Kanalgresik.com – Gelombang tinggi dan angin kencang yang melanda perairan Laut Jawa membuat pelayaran rute Gresik–Bawean lumpuh. Kondisi tersebut berdampak pada delapan pelajar asal Pulau Bawean yang hingga kini belum dapat kembali ke kampung halaman setelah menyelesaikan tugas sebagai Pasukan Pengibar Bendera Pusaka (Paskibraka) Kabupaten Gresik.

Kedelapan pelajar tersebut berada di Gresik sejak awal Agustus 2026 untuk menjalani karantina dan latihan intensif sebelum bertugas dalam upacara HUT ke-81 Kemerdekaan Republik Indonesia di halaman Kantor Bupati Gresik pada 17 Agustus lalu.

Usai menjalankan tugas, rekan-rekan mereka yang berasal dari wilayah daratan Gresik telah kembali ke rumah masing-masing. Namun, para pelajar asal Bawean masih harus bertahan di daratan karena kapal penyeberangan belum dapat beroperasi akibat kondisi cuaca.

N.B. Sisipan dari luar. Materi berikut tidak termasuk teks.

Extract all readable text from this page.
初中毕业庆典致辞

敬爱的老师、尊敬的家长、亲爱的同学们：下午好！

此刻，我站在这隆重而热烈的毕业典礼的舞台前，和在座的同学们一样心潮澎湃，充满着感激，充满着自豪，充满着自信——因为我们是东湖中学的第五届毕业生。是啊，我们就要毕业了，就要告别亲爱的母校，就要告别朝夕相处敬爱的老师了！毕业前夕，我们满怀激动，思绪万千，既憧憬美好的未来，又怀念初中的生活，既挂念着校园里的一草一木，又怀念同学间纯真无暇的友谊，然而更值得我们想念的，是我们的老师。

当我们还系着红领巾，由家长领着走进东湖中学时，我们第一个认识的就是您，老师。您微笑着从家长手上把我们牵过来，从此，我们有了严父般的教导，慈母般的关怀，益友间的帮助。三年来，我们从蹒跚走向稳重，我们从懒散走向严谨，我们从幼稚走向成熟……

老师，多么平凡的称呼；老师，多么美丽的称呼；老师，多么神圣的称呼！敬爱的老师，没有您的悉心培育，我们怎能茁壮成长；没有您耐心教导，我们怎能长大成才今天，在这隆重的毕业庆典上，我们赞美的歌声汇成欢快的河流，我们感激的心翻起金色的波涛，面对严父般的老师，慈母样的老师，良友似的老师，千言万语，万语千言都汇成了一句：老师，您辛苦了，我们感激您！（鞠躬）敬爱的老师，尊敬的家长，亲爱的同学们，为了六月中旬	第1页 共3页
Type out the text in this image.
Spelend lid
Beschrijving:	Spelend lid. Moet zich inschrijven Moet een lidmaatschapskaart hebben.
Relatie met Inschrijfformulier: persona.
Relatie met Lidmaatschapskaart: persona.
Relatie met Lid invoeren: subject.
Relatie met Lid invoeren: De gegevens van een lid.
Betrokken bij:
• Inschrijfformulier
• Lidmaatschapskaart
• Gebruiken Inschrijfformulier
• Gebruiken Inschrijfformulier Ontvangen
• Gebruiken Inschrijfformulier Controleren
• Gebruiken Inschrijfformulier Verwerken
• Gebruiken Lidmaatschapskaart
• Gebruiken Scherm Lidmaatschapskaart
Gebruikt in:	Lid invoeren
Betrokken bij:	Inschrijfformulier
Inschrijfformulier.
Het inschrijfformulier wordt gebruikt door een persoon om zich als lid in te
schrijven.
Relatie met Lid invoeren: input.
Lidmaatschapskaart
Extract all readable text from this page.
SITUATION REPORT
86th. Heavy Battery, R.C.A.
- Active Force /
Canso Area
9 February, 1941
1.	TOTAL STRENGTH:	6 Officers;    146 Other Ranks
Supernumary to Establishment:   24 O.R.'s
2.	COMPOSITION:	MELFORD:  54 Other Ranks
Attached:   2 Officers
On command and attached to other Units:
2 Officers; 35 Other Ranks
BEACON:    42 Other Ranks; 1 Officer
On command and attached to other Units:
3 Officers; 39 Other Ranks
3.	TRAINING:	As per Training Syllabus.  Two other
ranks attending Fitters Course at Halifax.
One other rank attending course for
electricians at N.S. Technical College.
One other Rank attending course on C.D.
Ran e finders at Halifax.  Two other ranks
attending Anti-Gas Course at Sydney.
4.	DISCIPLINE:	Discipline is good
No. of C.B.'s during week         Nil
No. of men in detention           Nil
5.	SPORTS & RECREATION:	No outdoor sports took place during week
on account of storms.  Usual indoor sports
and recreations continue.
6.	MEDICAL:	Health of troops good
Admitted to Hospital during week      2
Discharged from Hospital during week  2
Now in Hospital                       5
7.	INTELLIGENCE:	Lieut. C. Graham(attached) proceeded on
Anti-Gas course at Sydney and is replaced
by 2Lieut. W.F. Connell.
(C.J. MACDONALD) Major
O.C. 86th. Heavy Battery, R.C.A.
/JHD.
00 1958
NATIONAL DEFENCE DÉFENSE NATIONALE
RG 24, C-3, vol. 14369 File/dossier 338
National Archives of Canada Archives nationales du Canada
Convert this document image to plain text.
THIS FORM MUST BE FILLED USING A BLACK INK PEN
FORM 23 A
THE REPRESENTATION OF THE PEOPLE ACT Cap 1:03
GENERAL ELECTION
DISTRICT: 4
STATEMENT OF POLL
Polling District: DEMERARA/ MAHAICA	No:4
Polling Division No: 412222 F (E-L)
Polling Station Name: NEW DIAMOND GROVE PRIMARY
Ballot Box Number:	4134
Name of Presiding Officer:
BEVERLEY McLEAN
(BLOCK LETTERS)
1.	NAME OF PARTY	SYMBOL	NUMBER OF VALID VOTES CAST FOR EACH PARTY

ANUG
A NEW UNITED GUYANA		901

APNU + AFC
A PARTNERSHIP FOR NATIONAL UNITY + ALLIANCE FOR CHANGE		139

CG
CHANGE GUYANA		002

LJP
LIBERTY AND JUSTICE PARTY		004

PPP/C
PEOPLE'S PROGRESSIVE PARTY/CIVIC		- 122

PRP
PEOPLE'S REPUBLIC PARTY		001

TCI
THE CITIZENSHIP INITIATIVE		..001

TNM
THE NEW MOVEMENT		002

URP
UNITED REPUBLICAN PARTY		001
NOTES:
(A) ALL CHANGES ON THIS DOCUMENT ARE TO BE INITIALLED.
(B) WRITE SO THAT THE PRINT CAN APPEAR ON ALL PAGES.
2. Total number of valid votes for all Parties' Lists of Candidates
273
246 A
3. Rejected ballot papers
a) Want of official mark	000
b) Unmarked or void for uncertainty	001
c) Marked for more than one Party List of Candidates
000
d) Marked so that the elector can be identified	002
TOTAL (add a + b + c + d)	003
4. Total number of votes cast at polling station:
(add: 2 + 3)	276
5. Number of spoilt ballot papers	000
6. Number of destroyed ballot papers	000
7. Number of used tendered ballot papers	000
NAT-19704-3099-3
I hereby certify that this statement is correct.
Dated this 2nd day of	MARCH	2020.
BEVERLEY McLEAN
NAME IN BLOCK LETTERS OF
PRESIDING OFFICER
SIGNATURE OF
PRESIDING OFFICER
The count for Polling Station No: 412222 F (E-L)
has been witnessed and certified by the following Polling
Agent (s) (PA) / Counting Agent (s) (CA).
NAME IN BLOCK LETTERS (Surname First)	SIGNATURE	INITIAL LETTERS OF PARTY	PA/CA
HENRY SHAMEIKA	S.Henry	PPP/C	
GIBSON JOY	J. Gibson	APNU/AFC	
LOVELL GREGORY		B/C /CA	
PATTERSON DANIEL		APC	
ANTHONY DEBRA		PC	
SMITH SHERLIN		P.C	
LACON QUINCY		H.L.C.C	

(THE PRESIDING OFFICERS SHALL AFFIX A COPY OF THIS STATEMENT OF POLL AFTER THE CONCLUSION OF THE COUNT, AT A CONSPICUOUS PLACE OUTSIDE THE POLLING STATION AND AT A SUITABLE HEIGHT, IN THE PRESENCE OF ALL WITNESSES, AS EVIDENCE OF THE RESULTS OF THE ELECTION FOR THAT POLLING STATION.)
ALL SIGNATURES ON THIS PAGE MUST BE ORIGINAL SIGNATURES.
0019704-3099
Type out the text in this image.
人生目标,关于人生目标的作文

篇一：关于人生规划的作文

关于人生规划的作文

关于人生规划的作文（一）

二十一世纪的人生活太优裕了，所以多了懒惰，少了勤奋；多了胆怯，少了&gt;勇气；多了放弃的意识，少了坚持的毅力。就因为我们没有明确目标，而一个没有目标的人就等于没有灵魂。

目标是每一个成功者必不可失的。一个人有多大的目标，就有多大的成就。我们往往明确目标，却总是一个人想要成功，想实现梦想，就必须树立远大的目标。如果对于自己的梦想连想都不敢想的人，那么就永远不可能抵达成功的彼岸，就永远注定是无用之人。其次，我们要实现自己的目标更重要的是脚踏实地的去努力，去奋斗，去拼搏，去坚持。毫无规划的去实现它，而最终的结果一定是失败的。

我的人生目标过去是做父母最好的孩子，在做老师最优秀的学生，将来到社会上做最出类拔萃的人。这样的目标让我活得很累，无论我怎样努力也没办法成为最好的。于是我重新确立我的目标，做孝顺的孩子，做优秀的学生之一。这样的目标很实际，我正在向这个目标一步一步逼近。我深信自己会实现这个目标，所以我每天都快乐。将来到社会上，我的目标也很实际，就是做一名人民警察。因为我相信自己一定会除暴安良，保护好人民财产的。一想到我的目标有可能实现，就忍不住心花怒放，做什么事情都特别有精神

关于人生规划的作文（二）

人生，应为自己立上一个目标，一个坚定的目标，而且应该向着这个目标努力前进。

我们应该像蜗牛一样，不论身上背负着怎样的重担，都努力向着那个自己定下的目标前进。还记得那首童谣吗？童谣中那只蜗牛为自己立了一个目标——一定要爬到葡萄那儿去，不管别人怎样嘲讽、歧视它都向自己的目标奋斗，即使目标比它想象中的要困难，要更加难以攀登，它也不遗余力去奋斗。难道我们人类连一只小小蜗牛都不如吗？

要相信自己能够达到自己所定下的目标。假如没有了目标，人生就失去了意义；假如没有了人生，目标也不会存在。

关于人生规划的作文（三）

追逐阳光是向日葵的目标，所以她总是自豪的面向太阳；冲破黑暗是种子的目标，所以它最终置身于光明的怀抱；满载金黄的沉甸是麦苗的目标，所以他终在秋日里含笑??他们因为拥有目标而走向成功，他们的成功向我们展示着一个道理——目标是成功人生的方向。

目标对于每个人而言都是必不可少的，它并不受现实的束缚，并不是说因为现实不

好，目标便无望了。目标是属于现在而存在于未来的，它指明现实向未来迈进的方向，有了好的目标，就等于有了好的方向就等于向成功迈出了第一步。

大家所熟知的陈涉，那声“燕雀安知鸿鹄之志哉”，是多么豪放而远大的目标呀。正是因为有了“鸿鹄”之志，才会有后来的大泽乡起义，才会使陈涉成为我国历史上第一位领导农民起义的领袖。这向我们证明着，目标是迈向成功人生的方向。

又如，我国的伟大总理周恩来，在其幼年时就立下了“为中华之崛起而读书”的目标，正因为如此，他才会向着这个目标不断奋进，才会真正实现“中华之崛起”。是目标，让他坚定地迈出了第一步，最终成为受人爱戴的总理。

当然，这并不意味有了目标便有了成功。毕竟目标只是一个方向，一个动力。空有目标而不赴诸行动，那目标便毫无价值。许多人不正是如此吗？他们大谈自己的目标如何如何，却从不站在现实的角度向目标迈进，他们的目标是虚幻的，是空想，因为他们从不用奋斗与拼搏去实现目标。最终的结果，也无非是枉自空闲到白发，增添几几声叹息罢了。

Ketua DPRD Kabupaten Gresik, M. Syahrul Munir, memastikan kebutuhan dasar kedelapan pelajar tersebut tetap terpenuhi selama menunggu jadwal pelayaran kembali normal.

“Untuk penginapan masih ditanggung Bakesbangpol Gresik. Sementara kebutuhan makan sehari-hari kami bantu fasilitasi sampai mereka bisa kembali ke Bawean,” ujar Syahrul saat menerima kunjungan delapan pelajar Paskibraka Bawean di Kantor DPRD Gresik, Kamis (27/8/2026).
Syahrul mengapresiasi perjuangan para pelajar yang telah menjalankan tugas sebagai Paskibraka Kabupaten Gresik. Menurutnya, pengalaman tersebut harus menjadi motivasi bagi mereka untuk terus mengembangkan prestasi.

Ia juga berpesan agar para pelajar tetap menjaga kesehatan selama berada di daratan dan tidak mudah terpengaruh informasi yang belum jelas kebenarannya di media sosial.

Sempat Cari Jalur Alternatif ke Bawean
Upaya untuk memulangkan kedelapan pelajar tersebut sebelumnya juga dilakukan dengan mencari jalur penyeberangan alternatif.

Anggota DPRD Gresik dari daerah pemilihan Bawean, Bustami Hazim, mengatakan pihaknya bersama pemerintah daerah sempat mempertimbangkan keberangkatan melalui Pelabuhan Paciran, Lamongan.

“Kami sempat mencari alternatif keberangkatan melalui Pelabuhan Paciran, Lamongan. Anak-anak juga sudah bersedia lewat sana agar bisa cepat pulang. Namun, kapal di Paciran pun belum dapat berlayar karena terkendala cuaca ekstrim dan masih tertahan di Bawean,” jelas Bustami.
Dengan kondisi tersebut, pilihan untuk memulangkan para pelajar masih menunggu perkembangan cuaca dan kondisi gelombang di Laut Jawa.

Keselamatan menjadi pertimbangan utama sebelum kapal kembali diberangkatkan. Para pelajar pun diminta bersabar hingga kondisi perairan memungkinkan untuk dilalui kapal penyeberangan.

Sampaikan Aspirasi Pendidikan Bawean
Selain membahas kepulangan, pertemuan para pelajar dengan pimpinan DPRD Gresik juga dimanfaatkan untuk menyampaikan sejumlah aspirasi terkait kondisi Pulau Bawean.

Para Paskibraka tersebut menyuarakan harapan mengenai pengembangan fasilitas pendidikan serta pemberdayaan generasi muda di Bawean. Aspirasi itu menjadi bagian dari perhatian terhadap kebutuhan anak-anak muda di wilayah kepulauan.

Sementara itu, delapan anggota Paskibraka Bawean masih harus memperpanjang masa tinggal mereka di Gresik. Mereka menunggu hingga gelombang Laut Jawa kembali melandai dan kapal penyeberangan dapat beroperasi dengan aman.

Kondisi tersebut menjadi konsekuensi dari cuaca ekstrem yang tidak hanya mengganggu aktivitas pelayaran, tetapi juga membuat para pelajar yang telah menuntaskan tugas kenegaraan harus menunda kepulangan ke rumah.